Sandgren, David J.; Salter, Charles A.; Levine, Ira H.; Ross, James A.; Lillis-Hearne, Patricia K.; Blakely, William F.*

doi: 10.1097/HP.0b013e3181f0fe6c
Articles: Operational Topic

Purpose: Medical management of suspected radiation casualties requires use of multiparameter biodosimetry because no single biodosimetric measurement is sufficiently robust. This report describes the design and algorithms used in a radiation exposure assessment software application that serves as a diagnostic utility for triage and medical treatment formulation, as well as to convey psychological reassurance, for early-phase assessment of radiation exposures, and for surge response assessment for mass radiological casualties.

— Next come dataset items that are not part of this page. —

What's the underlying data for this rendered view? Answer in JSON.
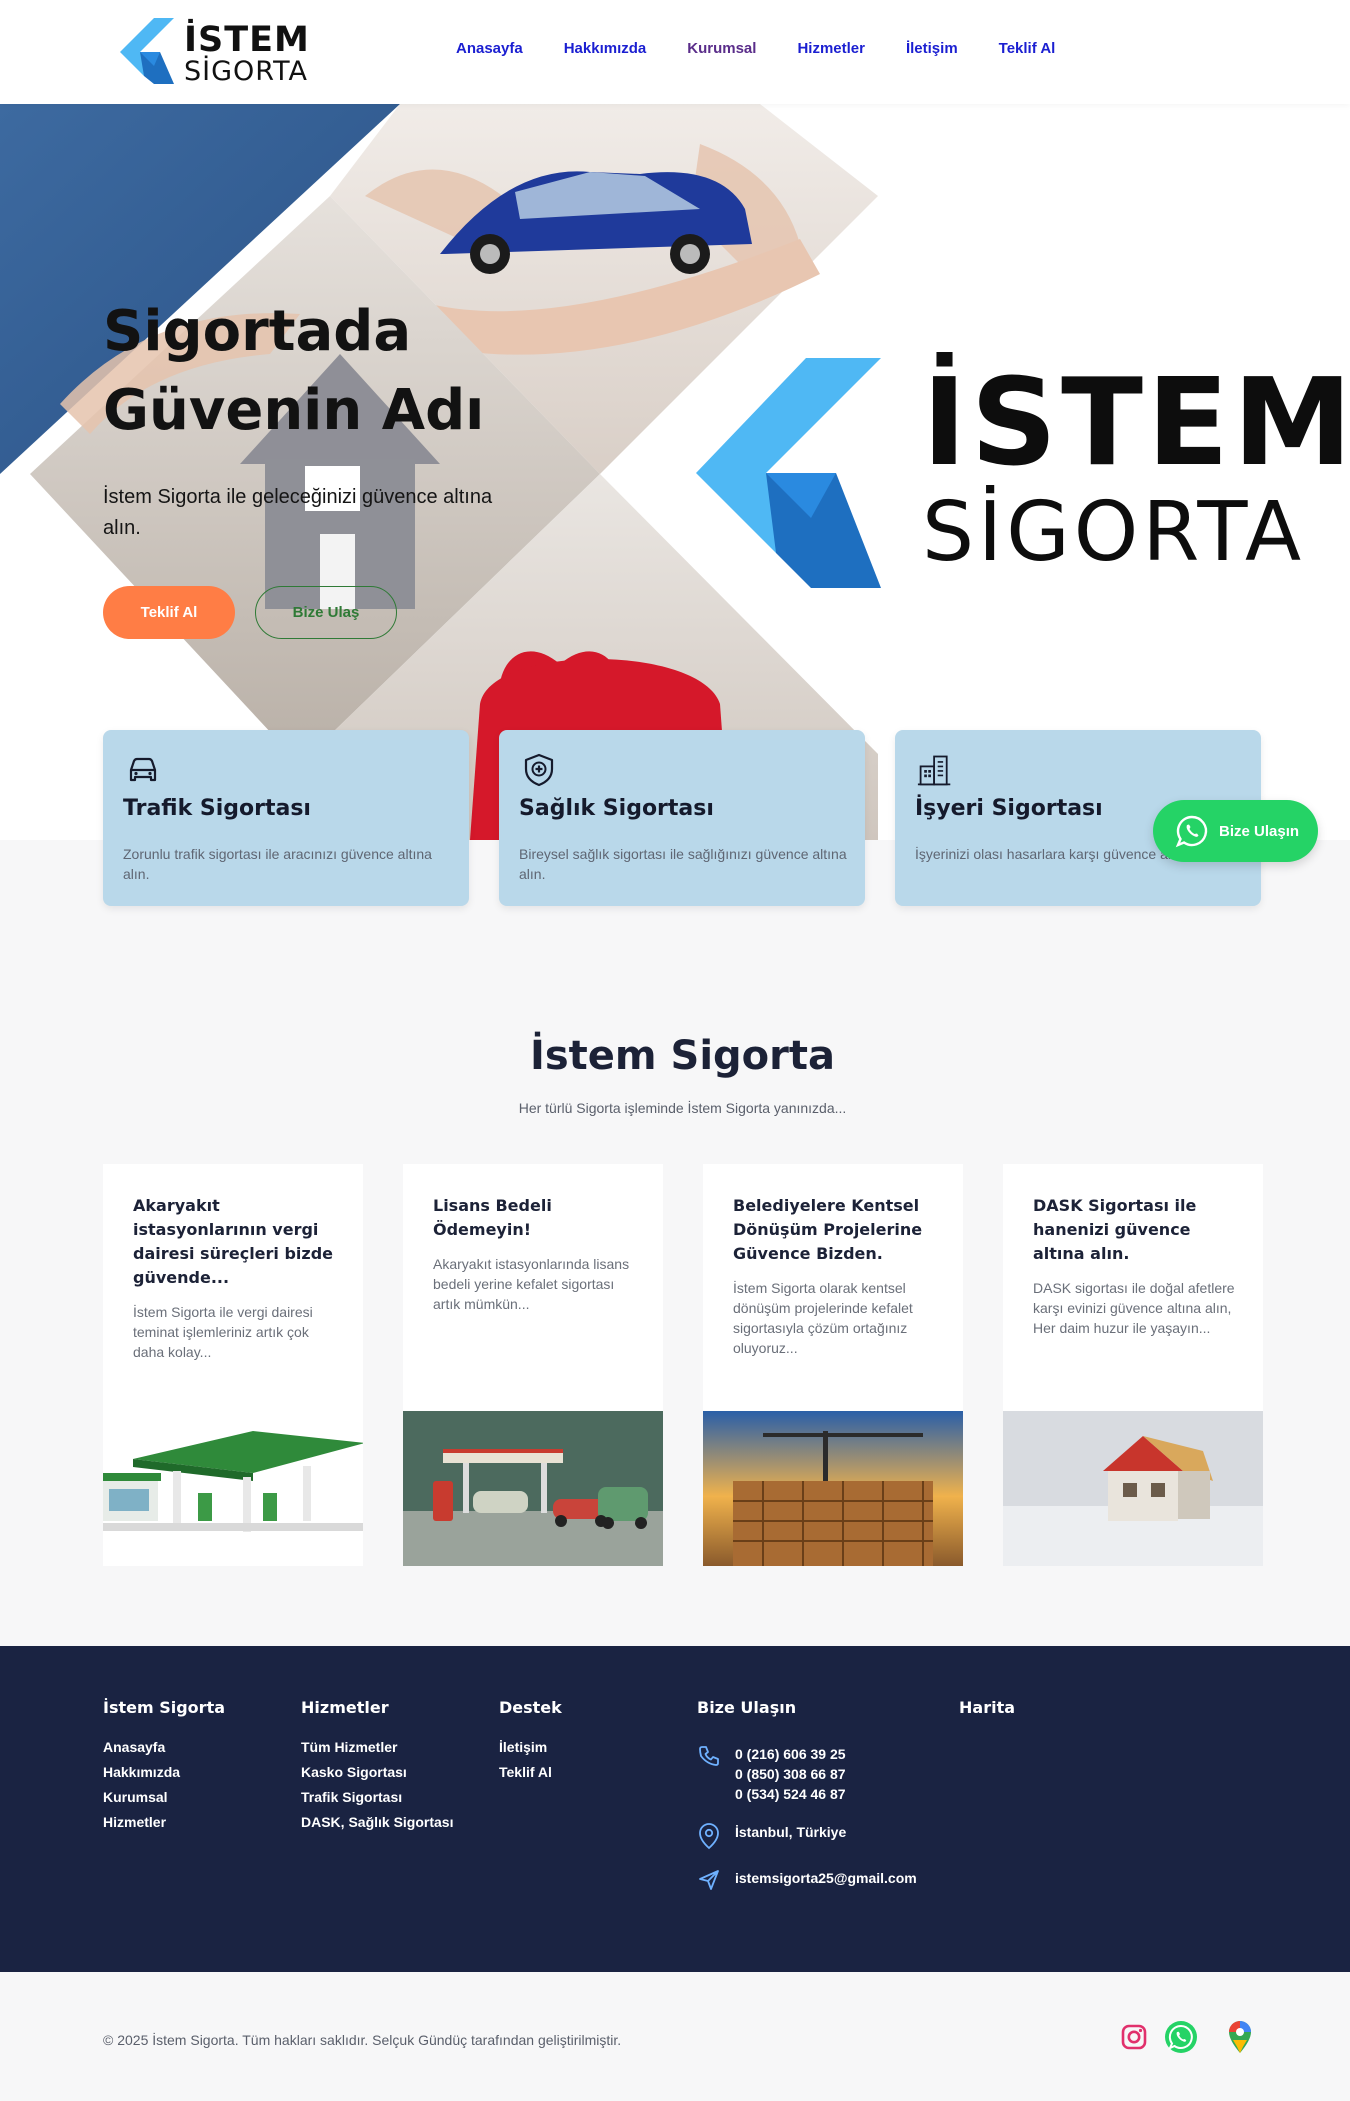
{
  "brand": {
    "name_line1": "İSTEM",
    "name_line2": "SİGORTA",
    "colors": {
      "accent_light": "#4fb8f4",
      "accent_dark": "#1e6fc0",
      "orange": "#ff7d45",
      "navy": "#1a2342",
      "card_blue": "#b9d8ea",
      "whatsapp": "#25d366"
    }
  },
  "nav": {
    "items": [
      {
        "label": "Anasayfa"
      },
      {
        "label": "Hakkımızda"
      },
      {
        "label": "Kurumsal"
      },
      {
        "label": "Hizmetler"
      },
      {
        "label": "İletişim"
      },
      {
        "label": "Teklif Al"
      }
    ]
  },
  "hero": {
    "title_line1": "Sigortada",
    "title_line2": "Güvenin Adı",
    "subtitle": "İstem Sigorta ile geleceğinizi güvence altına alın.",
    "primary_button": "Teklif Al",
    "secondary_button": "Bize Ulaş",
    "big_logo_line1": "İSTEM",
    "big_logo_line2": "SİGORTA"
  },
  "services": [
    {
      "icon": "car-icon",
      "title": "Trafik Sigortası",
      "desc": "Zorunlu trafik sigortası ile aracınızı güvence altına alın."
    },
    {
      "icon": "shield-health-icon",
      "title": "Sağlık Sigortası",
      "desc": "Bireysel sağlık sigortası ile sağlığınızı güvence altına alın."
    },
    {
      "icon": "building-icon",
      "title": "İşyeri Sigortası",
      "desc": "İşyerinizi olası hasarlara karşı güvence altına alın."
    }
  ],
  "whatsapp_float": {
    "label": "Bize Ulaşın",
    "icon": "whatsapp-icon"
  },
  "section": {
    "title": "İstem Sigorta",
    "subtitle": "Her türlü Sigorta işleminde İstem Sigorta yanınızda..."
  },
  "posts": [
    {
      "title": "Akaryakıt istasyonlarının vergi dairesi süreçleri bizde güvende...",
      "excerpt": "İstem Sigorta ile vergi dairesi teminat işlemleriniz artık çok daha kolay...",
      "image": "gas-station-illustration"
    },
    {
      "title": "Lisans Bedeli Ödemeyin!",
      "excerpt": "Akaryakıt istasyonlarında lisans bedeli yerine kefalet sigortası artık mümkün...",
      "image": "retro-gas-station-illustration"
    },
    {
      "title": "Belediyelere Kentsel Dönüşüm Projelerine Güvence Bizden.",
      "excerpt": "İstem Sigorta olarak kentsel dönüşüm projelerinde kefalet sigortasıyla çözüm ortağınız oluyoruz...",
      "image": "construction-site-photo"
    },
    {
      "title": "DASK Sigortası ile hanenizi güvence altına alın.",
      "excerpt": "DASK sigortası ile doğal afetlere karşı evinizi güvence altına alın, Her daim huzur ile yaşayın...",
      "image": "house-model-photo"
    }
  ],
  "footer": {
    "col1": {
      "title": "İstem Sigorta",
      "links": [
        "Anasayfa",
        "Hakkımızda",
        "Kurumsal",
        "Hizmetler"
      ]
    },
    "col2": {
      "title": "Hizmetler",
      "links": [
        "Tüm Hizmetler",
        "Kasko Sigortası",
        "Trafik Sigortası",
        "DASK, Sağlık Sigortası"
      ]
    },
    "col3": {
      "title": "Destek",
      "links": [
        "İletişim",
        "Teklif Al"
      ]
    },
    "col4": {
      "title": "Bize Ulaşın",
      "phones": [
        "0 (216) 606 39 25",
        "0 (850) 308 66 87",
        "0 (534) 524 46 87"
      ],
      "location": "İstanbul, Türkiye",
      "email": "istemsigorta25@gmail.com"
    },
    "col5": {
      "title": "Harita"
    }
  },
  "bottom": {
    "copyright": "© 2025 İstem Sigorta. Tüm hakları saklıdır. Selçuk Gündüç tarafından geliştirilmiştir.",
    "social": [
      "instagram-icon",
      "whatsapp-icon",
      "google-maps-icon"
    ]
  }
}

Methods: The Armed Forces Radiobiology Research Institute's Biological Dosimetry Research Program developed the integrated multiparameter Biodosimetry Assessment Tool computer program using Microsoft Visual Basic 6 with various second party plug-ins and add-ons. Dose-predicting algorithms were adopted by analyzing data from merged databases of human radiation exposure incidents and normal controls (non-irradiated) volunteers. The results are summarized in user-friendly screens.

Summary: BAT algorithms are presented and compared to other previously published dose assessment algorithms based on biological indicators (i.e., onset of vomiting, lymphocyte depletion kinetics). These new algorithms are incorporated into a computer-based program that assists responders and medical providers in recording relevant diagnostic information and assessing significant radiation exposures. It promotes early-phase (<10 d) data collection after a radiation exposure incident and provides data templates for entry of diagnostic information using multiparameter indices. It allows for recording of relevant clinical information and summarizes diagnostic information such as estimated multiparameter doses. Data can be printed and archived in accordance with civilian and military guidelines.

* Biological Dosimetry Research Group, Scientific Research Department, Armed Forces Radiobiology Research Institute, 8901 Wisconsin Avenue, Bldg. 42, Bethesda, MD 20889-5603.

A tool to deliver diagnostic information to federal healthcare providers responsible for the management of radiation casualties.